Similarly, Allah promises us aid in the form of ‘sakeenah’, which means peace. But often this sakeenah cannot land in the hearts of believers, because shaytan has taken over the airport of heart. We are no longer at peace. In an attempt to regain a sense of contentment, we begin following the ways of the kuffar. We start dressing like them, conducting our weddings like them, and then we call these weddings “walimas”. We are making a mockery of this deen of Allah. How can we sit comfortably in a walima like this, knowing the sunnah is being trampled upon?
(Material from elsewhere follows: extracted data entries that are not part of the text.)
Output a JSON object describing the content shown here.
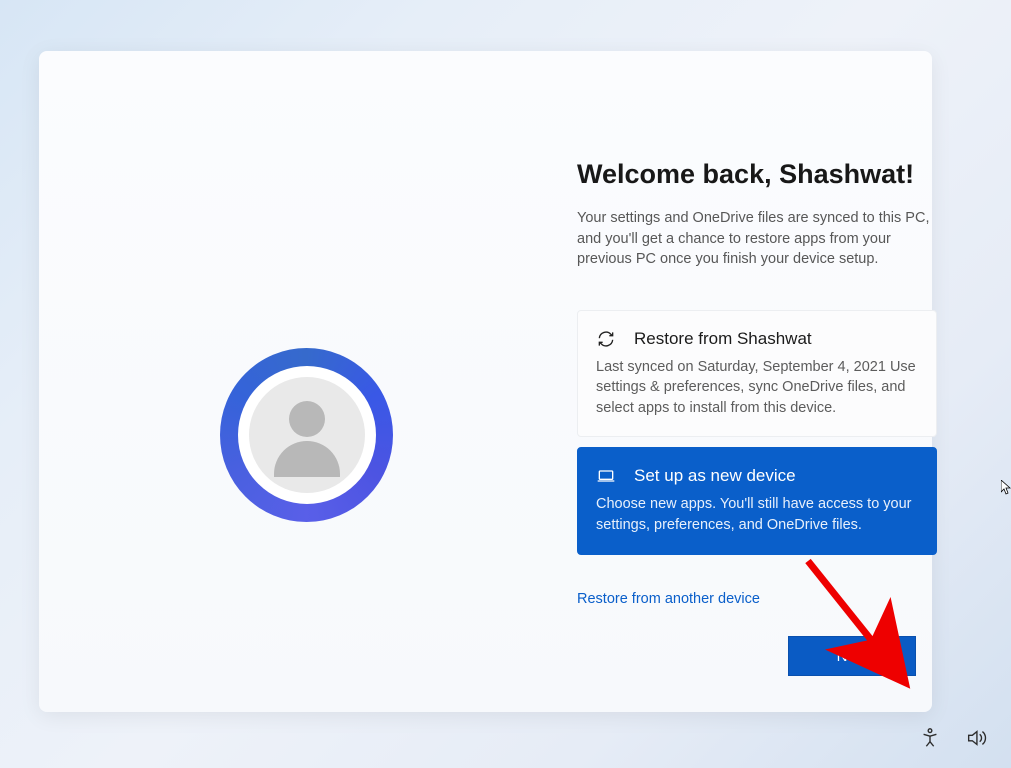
{
  "title": "Welcome back, Shashwat!",
  "subtitle": "Your settings and OneDrive files are synced to this PC, and you'll get a chance to restore apps from your previous PC once you finish your device setup.",
  "options": {
    "restore": {
      "title": "Restore from Shashwat",
      "desc": "Last synced on Saturday, September 4, 2021\nUse settings & preferences, sync OneDrive files, and select apps to install from this device.",
      "selected": false
    },
    "new": {
      "title": "Set up as new device",
      "desc": "Choose new apps. You'll still have access to your settings, preferences, and OneDrive files.",
      "selected": true
    }
  },
  "restore_link": "Restore from another device",
  "next_label": "Next",
  "colors": {
    "accent": "#0a5fca"
  }
}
It is because the heart is taken over. Our heart is in the hand of shaytan, so he gives us comfort in that which would have caused the pious discomfort. Sakeenah is not landing, Iman is not increasing and deen is not giving us peace. So how do we regain peace and control over our heart? By entering deen into totality. A believer will only find happiness and contentment when he turns to deen in totality. We cannot accept deen part time, we have to accept it full time.

Sometimes when our environment changes, our attitude towards deen changes too. A young person may have committed certain sins with his old friends but as he enters into adulthood, he gives up his past sins and Allah guides him to the straight path. Now after a while when he meets up with these old friends; all of the sudden, he feels that he must play the role that he played the last time he was with them. All of a sudden, he feels that he cannot practise deen and be the person Allah has allowed him to grow into.
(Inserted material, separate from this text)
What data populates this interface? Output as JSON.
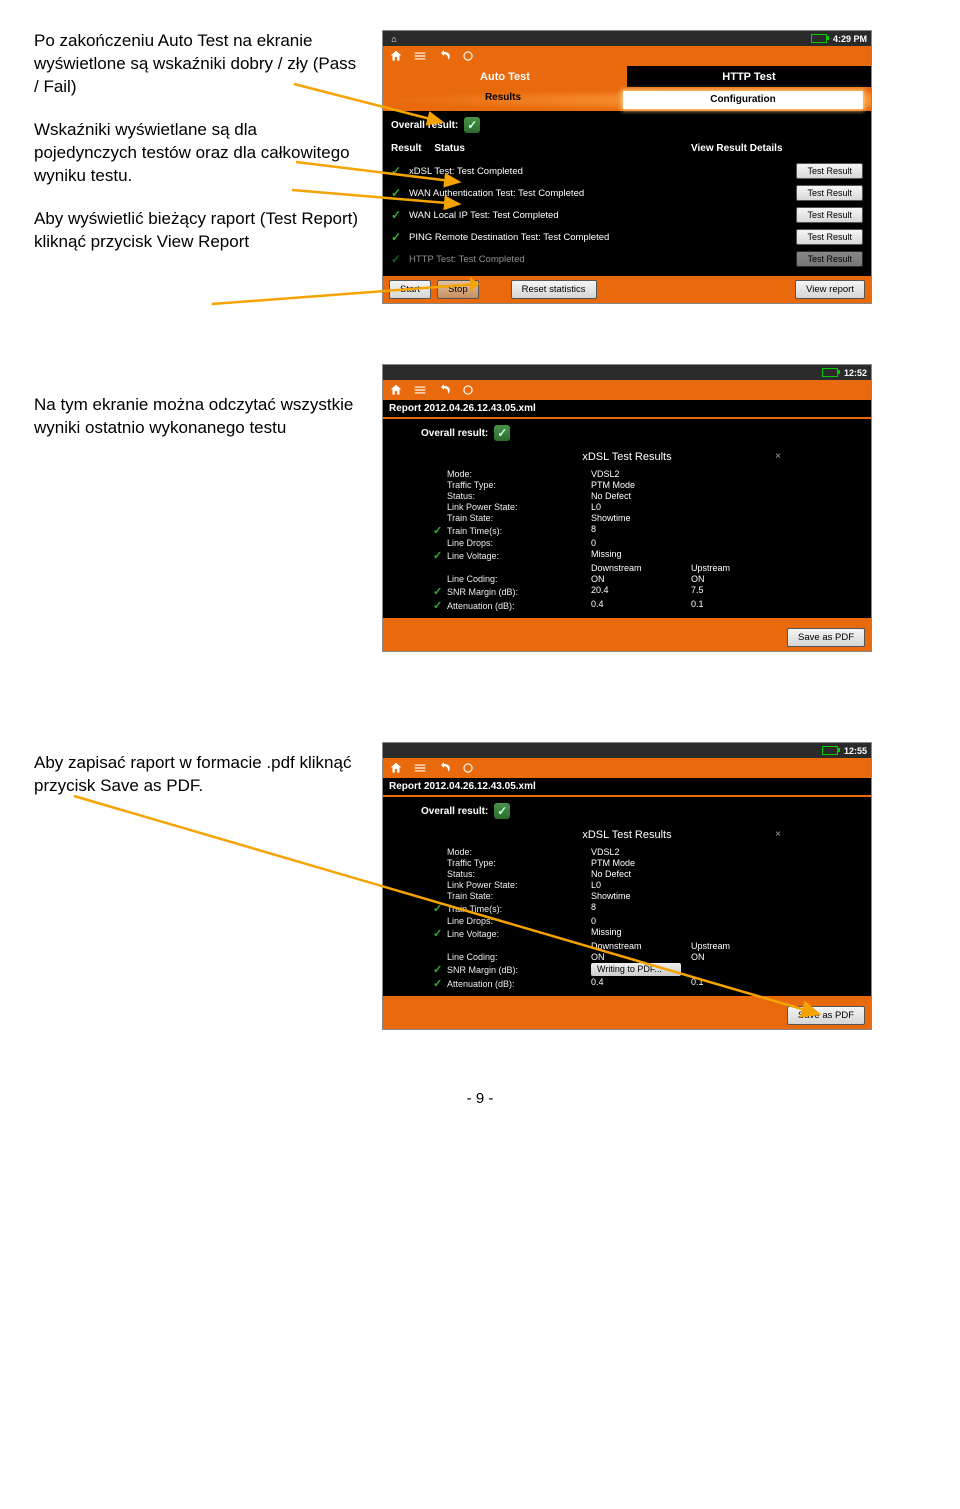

Allah has allowed him to become a better believer, but they do not know that..so he thinks that I will just behave like them. I need to have those conversations we used to have again. I need to do what we used to do again. This is foolishness. One minute we behave one way, the next minute we behave another way; that is the job of a chameleon, not a Muslim! If we made mistakes in the past, then that is history. Why do we feel obliged to dig up our past, and change our behaviour depending on our company?

Do we worry that people will assume us pious? I was telling my young friends today, that we will travel to Estcourt straight after maghrib Salah, rather than staying behind in the masjid to read Quran. However as we travel, there is plenty of time to read your Quran. But shaytan will make us think that my friends are here and they are all talking, how can I be reading the Quran, when they want to talk to me?

You are worried about your friends but the day you die, they will not enter your grave with you. However, those extra Quran Sharif pages will. Your conversations with them will not come into any assistance, but your conversations with Allah will. They may think you are displaying piety, let them think that, let people pass comments. People passed comments on Nabi صلي الله عليه وسلم, often they were very negative. So what makes us think we will be spared?

If such negative comments were made against our sons, even if they were untrue we would still hide it. Allah loves Nabi صلي الله عليه وسلم more than we love our own sons, yet, Allah does not hide these negative comments. He explicitly mentions them in the Quran for us to read. Why? To teach us a profound lesson; do not waste your time by worrying about the opinion of others, rather, invest your time by worrying about the opinion of Allah. As ultimately when we enter the home of the grave, people will not save us, only Allah will. So always prioritise Allah. Always.

“And let them not prevent you from Allah’s verses after they are sent down to you, and call [people] to your Lord, and never become one of those who associate partners with Allah.” (Surah Qassas, ayah 87)

May Allah allow us to enter deen into totality, and to remain consistent in our adherence to deen, Aameen.